Fred et George transplanèrent juste à côté de Harry. Il y était si habitué, à présent, qu’il ne tomba même pas de sa chaise.
– On se demandait simplement qui avait ajouté le bouquin d’Eskivdur à la liste, dit Fred sur le ton de la conversation.
– Parce que ça signifie que Dumbledore a trouvé un nouveau prof de défense contre les forces du Mal, dit George.
– Il était temps, d’ailleurs, ajouta Fred.
– Qu’est-ce que tu veux dire ? demanda Harry en sautant à bas de sa chaise.
– Avec les Oreilles à rallonge, on a surpris une conversation entre maman et papa il y a quelques semaines, expliqua Fred, et d’après ce qu’ils disaient, Dumbledore avait beaucoup de mal à trouver quelqu’un cette année.
– Pas étonnant quand on voit ce qui est arrivé aux quatre derniers, fit remarquer George.
– Un renvoyé, un mort, un amnésique et le dernier enfermé dans une malle pendant neuf mois, dit Harry en comptant sur ses doigts. Oui, ça se comprend.
– Qu’est-ce qui t’arrive, Ron ? demanda Fred.
Ron ne répondit pas. Harry se tourna vers lui. Il se tenait immobile, la bouche légèrement ouverte, les yeux fixés sur sa lettre de Poudlard.
– Qu’est-ce qui se passe ? s’impatienta Fred.
Lorsqu’il s’approcha de Ron pour lire le parchemin par-dessus son épaule, Fred ouvrit la bouche à son tour.
– Préfet ? dit-il en contemplant la lettre d’un air incrédule.
George fit un bond, arracha l’enveloppe que Ron tenait de l’autre main et la retourna. Harry vit un objet rouge et or tomber dans sa paume.
– Pas possible, dit George d’une voix étouffée.
– Il y a eu erreur, dit Fred.
Il arracha la lettre de la main de Ron et la leva contre la lumière comme s’il cherchait un filigrane.
– Aucune personne saine d’esprit n’aurait l’idée de nommer Ron préfet.

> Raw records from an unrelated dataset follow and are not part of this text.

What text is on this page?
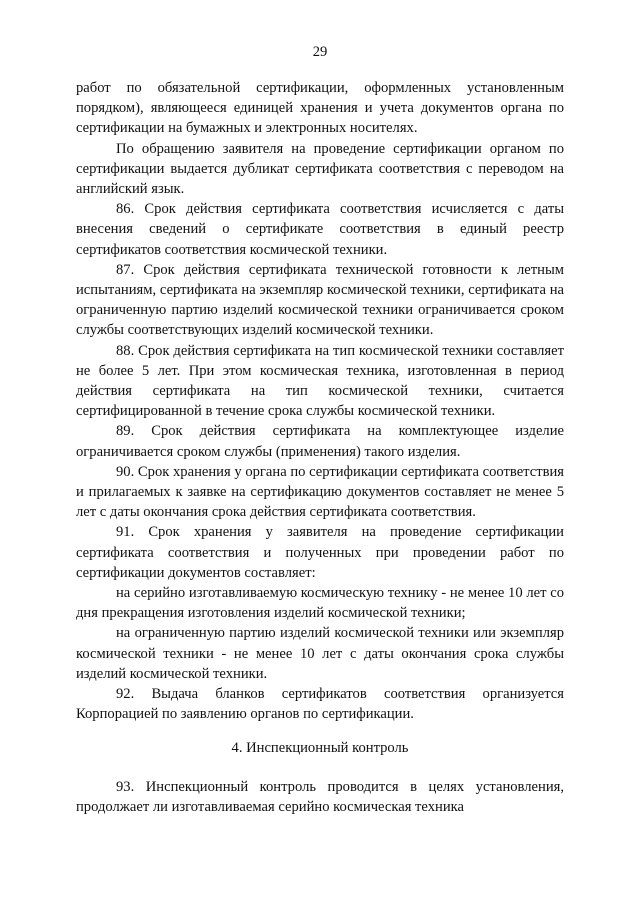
29

работ по обязательной сертификации, оформленных установленным порядком), являющееся единицей хранения и учета документов органа по сертификации на бумажных и электронных носителях.

По обращению заявителя на проведение сертификации органом по сертификации выдается дубликат сертификата соответствия с переводом на английский язык.

86. Срок действия сертификата соответствия исчисляется с даты внесения сведений о сертификате соответствия в единый реестр сертификатов соответствия космической техники.

87. Срок действия сертификата технической готовности к летным испытаниям, сертификата на экземпляр космической техники, сертификата на ограниченную партию изделий космической техники ограничивается сроком службы соответствующих изделий космической техники.

88. Срок действия сертификата на тип космической техники составляет не более 5 лет. При этом космическая техника, изготовленная в период действия сертификата на тип космической техники, считается сертифицированной в течение срока службы космической техники.

89. Срок действия сертификата на комплектующее изделие ограничивается сроком службы (применения) такого изделия.

90. Срок хранения у органа по сертификации сертификата соответствия и прилагаемых к заявке на сертификацию документов составляет не менее 5 лет с даты окончания срока действия сертификата соответствия.

91. Срок хранения у заявителя на проведение сертификации сертификата соответствия и полученных при проведении работ по сертификации документов составляет:

на серийно изготавливаемую космическую технику - не менее 10 лет со дня прекращения изготовления изделий космической техники;

на ограниченную партию изделий космической техники или экземпляр космической техники - не менее 10 лет с даты окончания срока службы изделий космической техники.

92. Выдача бланков сертификатов соответствия организуется Корпорацией по заявлению органов по сертификации.

4. Инспекционный контроль

93. Инспекционный контроль проводится в целях установления, продолжает ли изготавливаемая серийно космическая техника
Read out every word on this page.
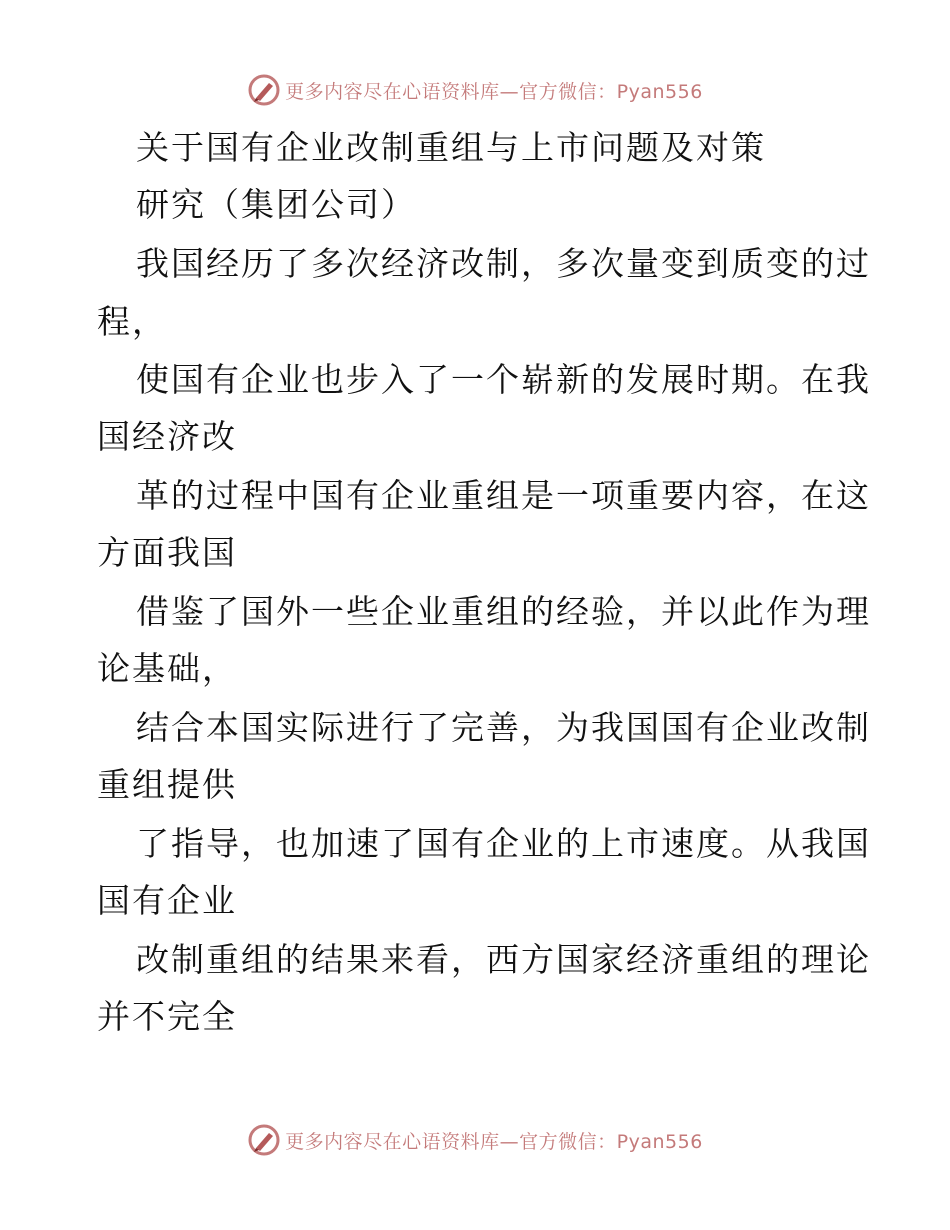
更多内容尽在心语资料库—官方微信：Pyan556
关于国有企业改制重组与上市问题及对策
研究（集团公司）
我国经历了多次经济改制，多次量变到质变的过
程，
使国有企业也步入了一个崭新的发展时期。在我
国经济改
革的过程中国有企业重组是一项重要内容，在这
方面我国
借鉴了国外一些企业重组的经验，并以此作为理
论基础，
结合本国实际进行了完善，为我国国有企业改制
重组提供
了指导，也加速了国有企业的上市速度。从我国
国有企业
改制重组的结果来看，西方国家经济重组的理论
并不完全
更多内容尽在心语资料库—官方微信：Pyan556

Les jumeaux tournèrent la tête d’un même mouvement et regardèrent Harry.
– On pensait que ce serait toi à coup sûr ! dit Fred, d’un ton qui laissait entendre que Harry avait dû leur jouer un tour.
– On croyait que Dumbledore serait
– Après avoir remporté le Tournoi des Trois Sorciers et tout ça ! dit Fred.
– J’imagine que toutes ces histoires de folie ont dû jouer contre lui, dit George à Fred.
– Ouais, répondit Fred d’une voix lente. Ouais, tu as causé trop d’ennuis, mon vieux. Enfin, il y en a au moins un de vous deux qui sait où sont ses priorités.
Il s’approcha de Harry et lui donna une claque dans le dos tandis qu’il foudroyait Ron du regard.
–
– Maman va devenir intenable, grogna George en rendant à Ron son insigne, comme s’il avait eu peur d’être contaminé.